The High Mountains of Portugal Review

the-high-mountains-of-portugal

Well, this book surprised me. Mostly because it didn’t surprise me. Remember that ridiculous prediction I made about the chimp? Turns out it wasn’t so ridiculous. But I’m getting ahead of myself.

This book starts out following Tomás in the wake of his family’s death. Within one week he loses the woman he loves, his child, and his father. Understandably, it leaves him a bit damaged. As a way to express his grief, he starts walking backward. I didn’t really get it, but we all grieve differently, right?

While working on some old records, Tomás finds a priest’s diary and becomes obsessed with a relic that the priest designed. He borrows his uncle’s automobile (it’s 1904, so they’re pretty new) and sets off to the High Mountains of Portugal to find this relic. His uncle’s driving instructions are hilariously brief. Pull this lever, push this pedal, and you’re good to go. See you in ten days.

Tomás hates the automobile, but it’s the only way he can make it to his destination and back home in the time he has off from work. Yann Martel does an excellent job of making you feel as though you are jolting along the rural roads of Portugal with Tomás. It is excellent writing. It’s not exactly comfortable reading.

Also, it drags on. Tomás doesn’t make it to his destination and back in ten days. In fact, it takes him that long just to reach the High Mountains of Portugal, which, by the way, doesn’t have any mountains. Tomás is having a mental breakdown during this journey, and while it’s described masterfully, I got tired of reading about a man fighting with his car and scratching his lice and sobbing into the elephant-leather seats.

There are some high points. In one village a woman threatens to feed him to a dog and then eat the dog. I’ll give her top marks for originality. I might have to use that threat someday. The excerpts from the priest’s diary really make you want to know what this relic is that Tomás is chasing. Finally we learn that it is a crucifix, but one that will shake Christendom to its core. Tomás believes that bringing this relic to life will destroy people’s faith, just as his has been destroyed by the death of his family.

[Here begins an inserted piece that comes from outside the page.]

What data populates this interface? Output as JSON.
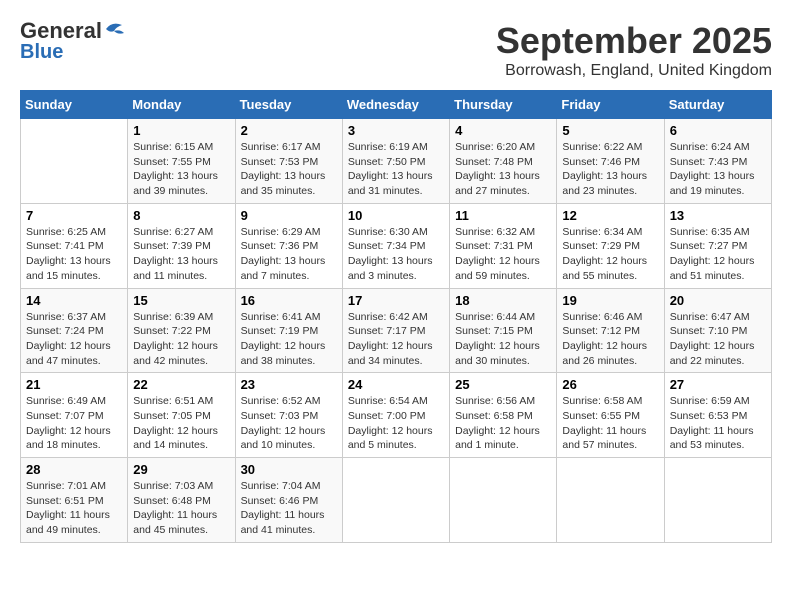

In his very lowest point, Tomás hits and kills a child with his automobile. It really is not his fault, but rather than face what he has done he flees down the road, his guilt now hastening his complete collapse. He finally makes it to the village that holds the crucifix, which depicts a chimpanzee on the cross, rather than a man. The villagers dismiss Tomás’s claim, believing instead that the figure on the crucifix is oddly proportioned because it was meant to be viewed from below, and the artist was attempting to correct the distortion from that perspective. Also, Tomás is not a very credible figure at the moment. He collapses outside the church and his part of the story ends.

I was honestly pretty relieved to leave Tomás behind. I felt some sympathy for him, but I still didn’t like him much. And my feelings for him completely dried up after he left a child lying in the road. The urge to flee is an understandable and very human reaction. It’s also despicable.

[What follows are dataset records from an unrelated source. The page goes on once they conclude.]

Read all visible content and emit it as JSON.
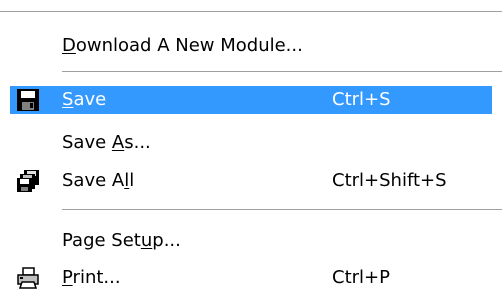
{
  "menu": {
    "items": [
      {
        "pre": "",
        "accel": "D",
        "post": "ownload A New Module...",
        "shortcut": ""
      },
      {
        "pre": "",
        "accel": "S",
        "post": "ave",
        "shortcut": "Ctrl+S",
        "icon": "floppy-disk-icon"
      },
      {
        "pre": "Save ",
        "accel": "A",
        "post": "s...",
        "shortcut": ""
      },
      {
        "pre": "Save A",
        "accel": "l",
        "post": "l",
        "shortcut": "Ctrl+Shift+S",
        "icon": "multiple-disks-icon"
      },
      {
        "pre": "Page Set",
        "accel": "u",
        "post": "p...",
        "shortcut": ""
      },
      {
        "pre": "",
        "accel": "P",
        "post": "rint...",
        "shortcut": "Ctrl+P",
        "icon": "printer-icon"
      }
    ]
  },
  "colors": {
    "highlight": "#3399ff",
    "separator": "#a0a0a0"
  }
}
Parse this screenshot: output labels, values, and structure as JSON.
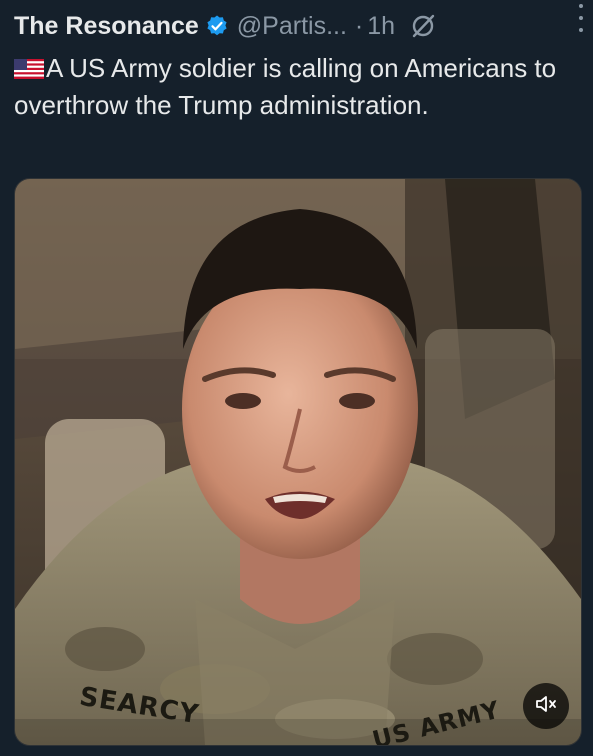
{
  "tweet": {
    "author_name": "The Resonance",
    "handle": "@Partis...",
    "separator": "·",
    "time": "1h",
    "text": "A US Army soldier is calling on Americans to overthrow the Trump administration."
  },
  "icons": {
    "verified": "verified-badge-icon",
    "grok": "grok-icon",
    "more": "more-options-icon",
    "flag": "us-flag-icon",
    "mute": "muted-speaker-icon"
  },
  "media": {
    "name_tape": "SEARCY",
    "branch_tape": "US ARMY"
  },
  "colors": {
    "background": "#15202b",
    "text": "#e7e9ea",
    "secondary_text": "#8b98a5",
    "verified_blue": "#1d9bf0"
  }
}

We leap ahead 35 years to the morgue in Bragança, Portugal. Eusebio Lozora is the pathologist there. He is working late at night on December 31st, 1938, attempting to catch up on his paperwork. He is interrupted by his wife, who drops in with some books and a bottle of wine. I love this woman already.

They have a very entertaining discussion about theology and Agatha Christie and how the Gospel story is like a murder mystery. It’s more of a monologue really, with Eusebio nodding along to his wife’s thoughts. This is my favorite scene of the book.

Eusebio’s wife finally leaves and he tries to get back to work, only to be interrupted by another woman. A widow has dragged her dead husband down from the High Mountains of Portugal for him to perform an autopsy. Eusebio cuts the body open to find that the man is filled with an odd assortment of things from vomit to feathers to children’s toys. I was fairly certain that either Martel or myself was hallucinating.

It turns out, neither of us were, but Eusebio was. The woman who transcribes his autopsies comes in the next morning to find him passed out at his desk. She is worried about him, ever since his wife died recently. He is not handling the grief well.

Despite the fact that the autopsy never happened (OR DID IT?!?) some interesting facts come to light. The widow tells Eusebio that she and her husband had a son, who was killed when he was five years old. He was out of town with his father, who had gone on a trip for work. He was discovered, miles from where he should have been, dead on the road.

To continue our triad of widowers, we jump to 1988 and across an ocean. Canadian Senator Peter Tovy has just lost his wife. He drifts around for a while, buys a chimpanzee on impulse, and moves to Portugal to explore his roots. He goes back to the village his parents left when he was three years old, in the High Mountains of Portugal.

With surprisingly little difficulty, Peter settles into his new life with no electricity and a simian roommate. He lives this simple existence for two years, learning how to exist only in the present from his chimp.

One day he discovers a suitcase full of odd things (the same things that were found in the body during the autopsy of part 2). While investigating the contents, he learns that the house he is living in is his old family residence. This leads to the discovery that his mother’s cousin, who was killed when he was only five, has become a sort of local saint women pray to when they’re having trouble conceiving. Also, the crucifix hanging in the local church looks oddly like a chimp.

Peter, who has a bad heart, then takes a long walk with his chimpanzee and dies out on the plateau of the High Mountains of Portugal. The End.

As I said, this book is masterfully written. Yann Martel excels at subtlety. Little things tie all the sections together, such as walking backwards to express grief. It also has touches that will feel familiar to fans of Life of Pi, such as animals who straddle the line between characters and symbols. There’s also an ambiguity about what is really happening and what the characters are imagining. If I was grading the writing, I would give this a 9/10.

When it comes to enjoyability, the grade falls to about 6.5. On the one hand, I like that Martel doesn’t feel the need to spell every little detail out for his readers. On the other hand, the fact that he sets up important moments and then just lets them hang there creates a lack of resolution that I find unsettling. Just tell me what happened already!

I admire Yann Martel’s writing, but I don’t know that I like reading his books. And I think he might take that as a compliment. I certainly don’t mean it as an insult. I think it’s okay for books to leave you a little uncomfortable. But it isn’t what you’re looking for when you just want to curl up in front of the fire with a mug of tea.